Israeli fiction brings insight to the Middle East conflict

Gaudi Taub is one of the writers featured on Jewishfiction.net

Stories by Israeli authors are often naturally interwoven with politics as it is an inescapable part of their everyday lives. Some recent Israeli short stories have been able to show the world another view of the conflict – from inside individual’s minds.

This is the part that cannot be found in the news: what it is really like to experience hearing a siren notifying the area that a rocket has been launched and running for shelter or watching a bomb detonate. These fictional pieces give life to the words you might see scrolling across the bottom of a TV newscast about something entirely different.
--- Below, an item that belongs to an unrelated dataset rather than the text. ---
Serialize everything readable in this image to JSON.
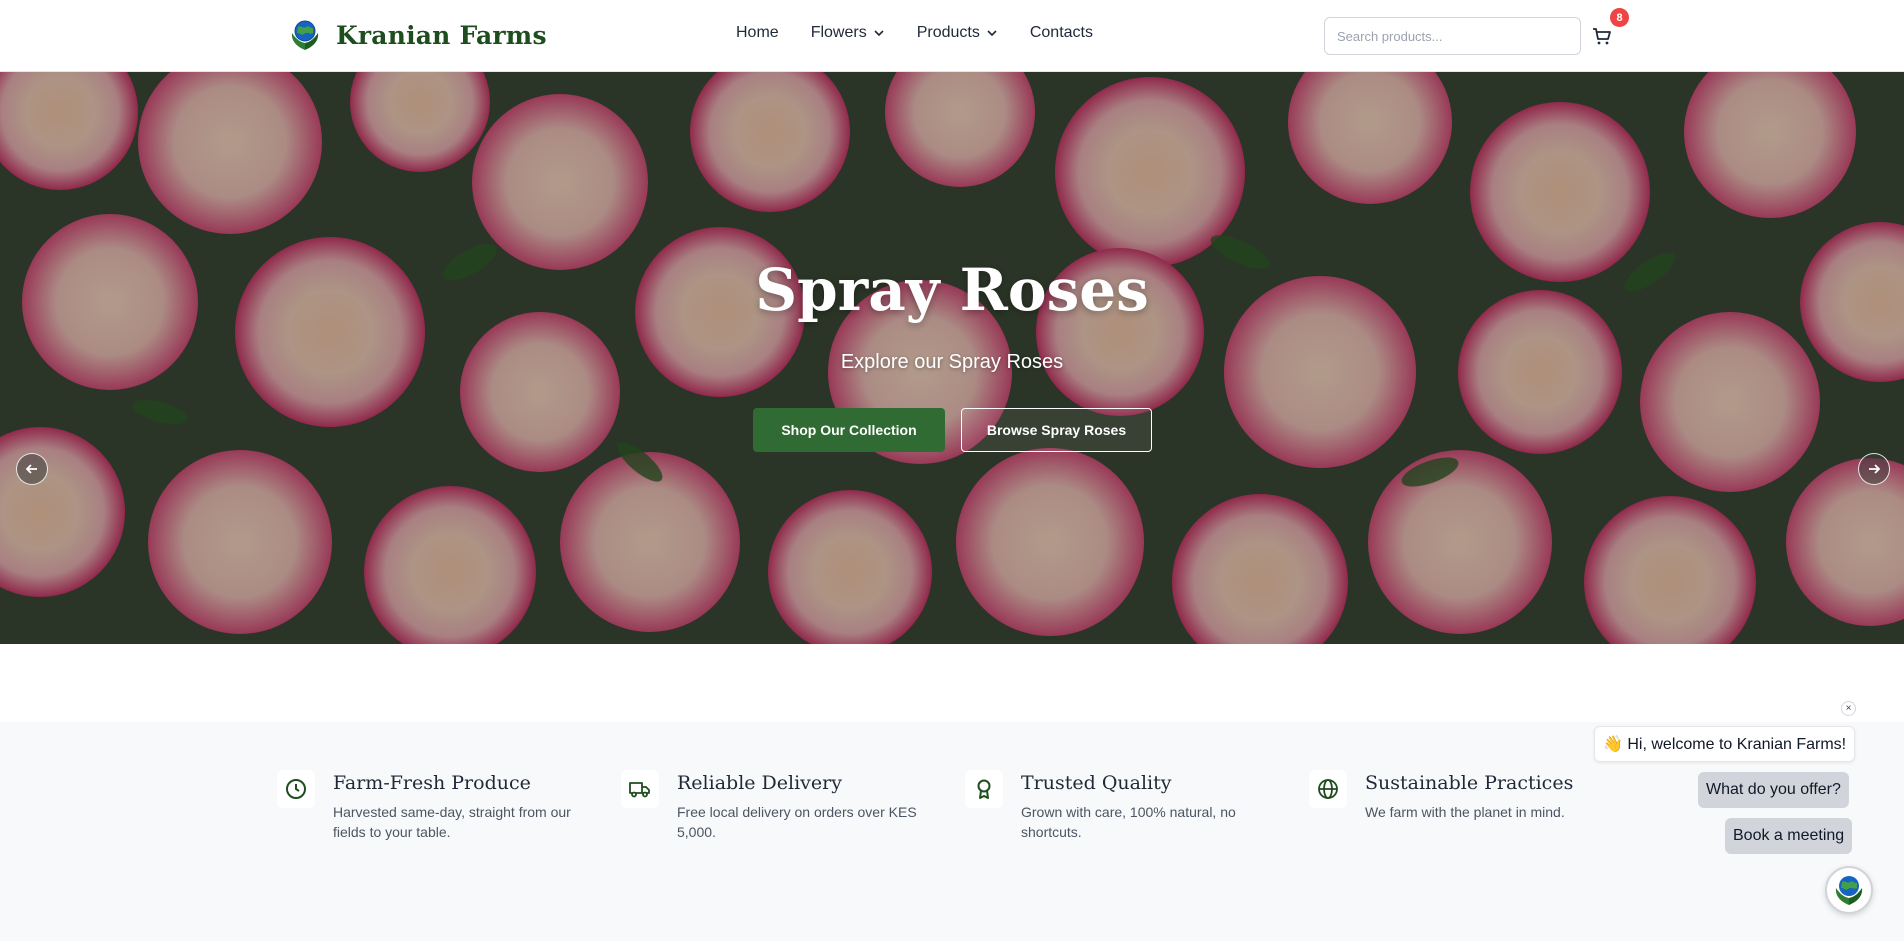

One of these lines might be “July 8: Israel strikes more than 200 sites in Gaza; Hamas fires 150 rockets into Israel,” which also happens to be the first line of Strangers by Noa Silver.

An interesting perspective is brought by Silver’s main character, Molly, who wakes up to the screeching of a siren. She describes the sound that she wakes up to as one that demands panic and presses into the space around her as she goes through the motions of reacting to it. Silver carefully goes through each of Molly’s emotions in detail: surprise, anger, immediacy. Silver takes the words that are an afterthought of the daily news and allows her audience an insight directly into the situation.

The reader learns, a few paragraphs in, that Molly is actually nowhere near Israel, she’s in Connecticut. Her uncle is visiting her family’s home and keeps an app on his phone that shows each time a siren goes off in Israel, which he attaches to the loudspeaker so he can feel like he is really there. In this, she expertly brings out two well-known feelings of the North American Jew: the disconnect and the guilt.

Molly represents the disconnect: the school-age North American-born Jew who wrestles with an understanding of where she came from. Israel seems like a distant  place that has nothing to do with her. Silver was born in Israel before moving to Scotland when she was three and then to the United States. She went back to Israel for one year when she was 18 and now continues to travel the world, allowing her the ability to clearly understand both sides of the story she tells.

Molly’s Uncle Adam is the guilt. He is safe and knows his people are not. The only way he is able to deal with that is by attempting to feel their pain in some way. Molly thinks he’s crazy, and maybe he is. Silver doesn’t offer any answers, she wants her reader to call the shots.

In other parts of the story, Molly’s life is largely made up of her life working in a stable. Silver chose this setting because it is in direct opposition to the way she thinks of her Uncle Adam’s life. It is tangible and real – the strong smells, the feel, there is nothing about it that can be questioned.

Silver explains that some questions she “was hoping to explore in this piece were about the ways in which we feel empathy, connection and a sense of responsibility for others.” She doesn’t know whether an app that tells when rockets fall can enable the connection to be deeper but leaves that to the reader to decide.

Whether in small mentions or as the main topics of the narratives, politics show up in many stories on Israel. In Stitches by Gadi Taub, the narrator speaks about the woman he begins seeing outside his marriage. She speaks about where she was stationed in the army, teaching a course for military drivers, and he connects it to her personality. Israelis’ time in the army, where they were stationed and what they did during the time, becomes linked with who they become, shown in the way Taub allows this information to flow naturally through the story.

The story told in Hunger – Ra’av by Ruth Knafo Setton is told by an American woman living in Israel. Often North American Jews hold the idea that Israelis are tough, and they are—because they have to be. But they are still human.

The narrator tells a story of being on a bus and watching a religious man sit down to study. Another man sits down beside him with a shoebox, then leaves it on the seat next to him and runs off. The religious man grabs it to follow him, the narrator presumes in order to return it to him. “He doesn’t go far. Three passerby on the street are slightly injured. Only one person is killed.”

On the news this man is called a hero but the narrator doesn’t think so, he was just trying to return the box. She can’t get the picture of him breaking apart out of her mind. “The Israelis are used to dealing with bodies that are in pieces, gluing them back together as if they were a jigsaw puzzle…. A hopeless, terrible puzzle in which the pieces never fit.” She spends months trying to find a way to continue her life until finally one day, she tells the reader, “I sink to the floor and finally cry—for Dad, Mom, the Jews, Israel, the Arabs, me.”

These stories can be found in English on the website Jewish Fiction ran by Canadian author Nora Gold. Much of the fiction found here tells more truth about the Arab-Israeli conflict than any non-fiction sources.